No podemos ocultar los hechos, ni trivializarlos ni sublimarlos en favor de futuras utopías. La confianza solo se recuperará con la verdad puesta sobre la mesa, con el castigo de los culpables, con la devolución del dinero robado o apropiado por vías ilegales. No valen las meras respuestas formales. Muchas cosas habrán podido ser legales, pero no pueden ser consideradas morales. Y cuando una persona, institución o nación entra en crisis profunda hay que salir de lo formal, de lo virtual, de lo administrativo inmediato a las verdades reales, que devuelven la justicia y la dignidad a los afectados. ¿Quién nos asegura que ante tales hechos de falta de trabajo, sentimiento de haber sido traicionados, pérdida de ahorros, comprobación de desfalcos y ERE fraudulentos en instituciones públicas, no sobrevenga un estallido social de consecuencias imprevisibles?
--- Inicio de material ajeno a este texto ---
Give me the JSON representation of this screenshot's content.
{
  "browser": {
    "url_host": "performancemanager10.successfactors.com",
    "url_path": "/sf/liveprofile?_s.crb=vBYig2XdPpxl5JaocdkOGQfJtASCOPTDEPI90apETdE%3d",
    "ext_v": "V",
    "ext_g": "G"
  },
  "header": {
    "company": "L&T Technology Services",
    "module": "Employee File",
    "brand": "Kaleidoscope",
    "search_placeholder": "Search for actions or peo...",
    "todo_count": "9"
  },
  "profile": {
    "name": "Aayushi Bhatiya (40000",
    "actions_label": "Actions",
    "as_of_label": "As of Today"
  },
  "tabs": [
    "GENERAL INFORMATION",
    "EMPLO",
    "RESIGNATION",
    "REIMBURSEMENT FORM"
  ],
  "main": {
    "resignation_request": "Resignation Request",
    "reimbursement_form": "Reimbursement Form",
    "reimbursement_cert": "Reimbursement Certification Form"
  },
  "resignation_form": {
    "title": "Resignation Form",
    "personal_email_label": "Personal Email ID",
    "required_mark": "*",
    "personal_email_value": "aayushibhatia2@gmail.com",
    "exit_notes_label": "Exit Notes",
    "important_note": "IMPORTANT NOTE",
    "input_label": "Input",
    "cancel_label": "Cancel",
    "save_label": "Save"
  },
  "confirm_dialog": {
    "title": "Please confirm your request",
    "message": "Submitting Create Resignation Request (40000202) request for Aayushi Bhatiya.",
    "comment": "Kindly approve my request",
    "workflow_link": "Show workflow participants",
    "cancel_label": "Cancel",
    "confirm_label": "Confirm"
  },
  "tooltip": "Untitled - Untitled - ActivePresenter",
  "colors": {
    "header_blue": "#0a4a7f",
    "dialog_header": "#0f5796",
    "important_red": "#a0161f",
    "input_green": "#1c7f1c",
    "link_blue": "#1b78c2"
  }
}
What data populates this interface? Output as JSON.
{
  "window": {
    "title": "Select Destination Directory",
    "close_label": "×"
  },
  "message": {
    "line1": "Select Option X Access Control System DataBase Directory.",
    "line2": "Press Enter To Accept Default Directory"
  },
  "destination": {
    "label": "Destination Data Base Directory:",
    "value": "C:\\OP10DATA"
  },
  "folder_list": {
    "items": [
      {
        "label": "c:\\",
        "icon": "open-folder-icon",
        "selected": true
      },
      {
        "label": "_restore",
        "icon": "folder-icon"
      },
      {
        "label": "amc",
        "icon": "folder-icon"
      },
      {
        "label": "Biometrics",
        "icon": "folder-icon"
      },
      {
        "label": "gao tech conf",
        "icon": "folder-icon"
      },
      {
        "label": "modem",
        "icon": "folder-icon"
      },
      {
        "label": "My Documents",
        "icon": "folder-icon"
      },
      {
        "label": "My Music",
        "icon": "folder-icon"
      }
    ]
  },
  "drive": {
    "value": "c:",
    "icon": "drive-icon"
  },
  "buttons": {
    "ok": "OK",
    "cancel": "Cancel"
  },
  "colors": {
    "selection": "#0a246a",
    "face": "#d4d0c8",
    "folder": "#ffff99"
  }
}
¿Cómo superar esa situación que nos pone ante el abismo? No podemos negar los hechos ni sucumbir a una ingenuidad mortal. Tampoco podemos pasar de la sospecha y rechazo legítimos a una suspicacia permanente y a la negación de la colaboración. En tal situación lo primero es la necesidad de que los poderes públicos ofrezcan una información veraz y permanente a la luz de la cual recobren nuestra adhesión y puedan exigirnos colaboración. Luego la clarificación de responsabilidades; la trasparencia en los números; la independencia de la justicia y la honestidad profesional. Es necesaria una regeneración de las personas, de los grupos, de las instituciones. Cada sujeto en su lugar debe considerarse responsable único, creer en su propia dignidad, aguantar su lote de esfuerzo y aportar esperanza. Una vez hecho esto, otorgar confianza a quienes gobiernan, siendo conscientes de los múltiples aspectos de la gobernación, interiores y exteriores, que escapan a su competencia jurídica en unos casos y profesional en otros. Hecho esto, al régimen de sospecha y suspicacia generalizadas debe suceder el régimen de confianza y colaboración.

Olegario González de Cardedal, teólogo.